Only a small percentage of patients with dumping symptoms ultimately require surgery. Most patients improve with time (months and even years), dietary management, and medication. Therefore the surgeon should not rush to reoperate on the patient with DS. Multidisciplinary nonsurgical management must be optimized first. Before reoperation, a period of in-hospital observation is useful to define the severity of the patient's symptoms, and patient compliance with prescribed dietary and medical therapy. The results of remedial operation for dumping are variable and unpredictable. There are a variety of surgical approaches, none of which work consistently well. In addition, there is not a great deal of experience reported in the literature with any of these methods. Long-term follow-up is rare.

Patients with disabling refractory dumping after GJ can be considered for simple takedown of this anastomosis provided that the pyloric channel is patent endoscopically. For dumping following pyloroplasty, pyloric reconstruction is described, but modern day experience with this is rare and today's surgeon should view pyloroplasty as irreversible. Distal gastrectomy with Roux reconstruction ( Fig. 62.4A ), or a “duodenal switch” with division of the postbulbar duodenum and anastomosis to a Roux jejunal limb, is currently the best option for the uncommon patient with refractory postpyloroplasty dumping. For severe dumping after Billroth I or II gastrectomy, conversion to Roux-en-Y GJ should be considered because the motility of the Roux limb tends to slow gastric emptying. However, gastric stasis and/or marginal ulceration may result particularly in the presence of a large gastric remnant. Lifelong acid suppression should be considered. The reversed intestinal interposition is rarely used currently for DS—and rightly so. This operation interposes a 10-cm reversed segment of intestine between the stomach and the proximal small bowel (see Fig. 62.4B ). This slows gastric emptying but often leads to obstruction, requiring reoperation. Isoperistaltic interposition (Henley loop) between the gastric remnant and the duodenum has not been successful in sustained improvement of DS. Because pyloric ablation is a dominant factor in the etiology of postgastrectomy dumping, it is not surprising that conversion of Billroth II to Billroth I anastomosis cannot ensure resolution of dumping symptoms. Newer surgical techniques, such as pylorus-preserving segmental gastrectomy for early cancer of the midbody of the stomach, have been reported and may significantly decrease the incidence of postoperative dumping.

Postvagotomy Diarrhea

Truncal vagotomy is associated with clinically significant diarrhea in 5% to 10% of patients. It occurs soon after surgery and usually is not associated with other GI or systemic symptoms, a fact that helps to distinguish it from dumping. The diarrhea may be a daily occurrence, or there may be significant periods of relatively normal bowel function. The symptoms tend to improve over the months and years after the index operation, and long-term significant postvagotomy diarrhea occurs in only 1% to 2% of vagotomy patients. The cause of postvagotomy diarrhea is unclear. Although rare, it can even occur after proximal gastric vagotomy or fundoplication, suggesting that intestinal vagal denervation may not be the sole cause. Factors contributing to postvagotomy diarrhea include intestinal dysmotility and accelerated transit, bile acid malabsorption, rapid gastric emptying, altered microbiome, and bacterial overgrowth. The latter problem is facilitated by decreased gastric acid secretion and (even small) blind loops. Although bacterial overgrowth can be confirmed with the hydrogen breath test, a simpler test is an empirical trial of oral antibiotics and/or probiotics. Some patients with postvagotomy diarrhea respond to cholestyramine, whereas in others codeine or loperamide may be useful. It has been shown experimentally that the total bile acid content in the stools of patients with postvagotomy diarrhea, although not significantly greater than in those without this problem, has more than twice the amount of chenodeoxycholic acid. Such findings lend support to the hypothesis that bile acid malabsorption may contribute to postvagotomy diarrhea in some patients.

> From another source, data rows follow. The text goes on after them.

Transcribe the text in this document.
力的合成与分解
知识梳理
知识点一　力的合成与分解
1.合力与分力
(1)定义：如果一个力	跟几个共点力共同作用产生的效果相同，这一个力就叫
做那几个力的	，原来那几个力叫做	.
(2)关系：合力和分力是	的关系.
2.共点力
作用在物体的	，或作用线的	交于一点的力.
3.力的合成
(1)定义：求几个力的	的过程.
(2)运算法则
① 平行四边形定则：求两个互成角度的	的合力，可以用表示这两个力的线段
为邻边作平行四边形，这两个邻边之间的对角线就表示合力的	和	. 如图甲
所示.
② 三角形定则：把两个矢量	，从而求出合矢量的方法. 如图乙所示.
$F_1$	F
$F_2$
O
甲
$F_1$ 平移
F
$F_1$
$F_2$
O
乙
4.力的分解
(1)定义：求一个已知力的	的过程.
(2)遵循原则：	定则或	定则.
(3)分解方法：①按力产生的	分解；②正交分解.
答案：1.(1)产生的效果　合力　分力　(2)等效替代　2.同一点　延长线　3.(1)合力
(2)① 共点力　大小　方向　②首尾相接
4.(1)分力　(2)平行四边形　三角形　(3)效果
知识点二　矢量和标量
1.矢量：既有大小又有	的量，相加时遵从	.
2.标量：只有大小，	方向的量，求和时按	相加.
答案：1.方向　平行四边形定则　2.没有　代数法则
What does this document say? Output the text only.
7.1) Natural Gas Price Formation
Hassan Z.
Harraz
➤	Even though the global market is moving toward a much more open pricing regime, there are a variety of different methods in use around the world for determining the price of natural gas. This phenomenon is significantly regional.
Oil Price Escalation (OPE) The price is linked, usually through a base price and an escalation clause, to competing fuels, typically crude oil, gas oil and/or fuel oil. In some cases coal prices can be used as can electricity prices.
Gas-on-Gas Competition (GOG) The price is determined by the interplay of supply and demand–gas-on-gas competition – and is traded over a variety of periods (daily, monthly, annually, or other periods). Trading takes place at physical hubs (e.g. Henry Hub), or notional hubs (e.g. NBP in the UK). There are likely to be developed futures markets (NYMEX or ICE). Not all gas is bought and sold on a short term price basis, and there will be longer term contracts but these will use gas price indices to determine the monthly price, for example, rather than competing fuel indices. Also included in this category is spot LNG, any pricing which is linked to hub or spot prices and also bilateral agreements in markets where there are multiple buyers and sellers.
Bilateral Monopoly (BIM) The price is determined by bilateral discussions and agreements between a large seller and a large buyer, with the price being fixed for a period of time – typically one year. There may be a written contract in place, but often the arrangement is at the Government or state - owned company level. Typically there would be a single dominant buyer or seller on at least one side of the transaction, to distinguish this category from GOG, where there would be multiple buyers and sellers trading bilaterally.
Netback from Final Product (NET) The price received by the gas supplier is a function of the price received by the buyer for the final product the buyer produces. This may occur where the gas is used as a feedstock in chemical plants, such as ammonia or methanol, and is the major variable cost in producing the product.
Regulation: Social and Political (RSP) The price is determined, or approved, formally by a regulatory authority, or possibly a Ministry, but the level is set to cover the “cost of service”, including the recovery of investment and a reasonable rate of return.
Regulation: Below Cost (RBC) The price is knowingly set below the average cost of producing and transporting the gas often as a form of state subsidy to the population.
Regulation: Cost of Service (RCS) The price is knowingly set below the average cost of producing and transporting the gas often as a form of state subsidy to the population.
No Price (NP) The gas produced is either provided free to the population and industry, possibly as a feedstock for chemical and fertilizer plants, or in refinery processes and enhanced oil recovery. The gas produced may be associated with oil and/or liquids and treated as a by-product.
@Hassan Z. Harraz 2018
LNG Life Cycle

Fat malabsorption should also be considered in the differential diagnosis of postvagotomy diarrhea. This can be caused by acid inactivation of pancreatic enzymes, poorly coordinated mixing of food and digestive juices, or bacterial overgrowth. This can be confirmed with a qualitative test for fecal fat. It is best treated with acid suppression and pancreatic enzyme supplements, and if appropriate oral antibiotics. Postvagotomy diarrhea usually does not respond to these modalities.

In the rare patient who is debilitated by postvagotomy diarrhea unresponsive to maximal medical management for at least 1 year, operation might be considered but outcomes can be problematic. The operation of choice is probably a 10-cm reversed jejunal interposition placed in continuity 100 cm distal to the ligament of Treitz ( Fig. 62.5 ). Another option is the onlay antiperistaltic distal ileal graft. Both operations can cause obstructive symptoms and/or bacterial overgrowth.

Gastric Stasis

In the rare patient with acute gastric stasis after gastric surgery, persistent nausea and vomiting prevent removal of the nasogastric tube. If the nasogastric tube cannot be removed within a period of 7 to 10 days after surgery, a gastrostomy may be placed either laparoscopically or endoscopically. Alimentation can then be given via a J tube extension placed during one of these procedures. If the gastric remnant is not of sufficient size to accommodate these approaches, a decompressing gastric tube can often be passed retrograde through the efferent limb and exited through the skin via a Witzel technique. Distal to this placement, another tube may be placed antegrade as a Witzel feeding jejunostomy. In patients in whom these enteral approaches to alimentation are not possible, total parenteral nutrition is an alternative. In any event, reoperative surgery should generally be delayed for at least 3 months as the majority of patients will regain satisfactory GI function without surgery. Only after this period should reexploration be considered.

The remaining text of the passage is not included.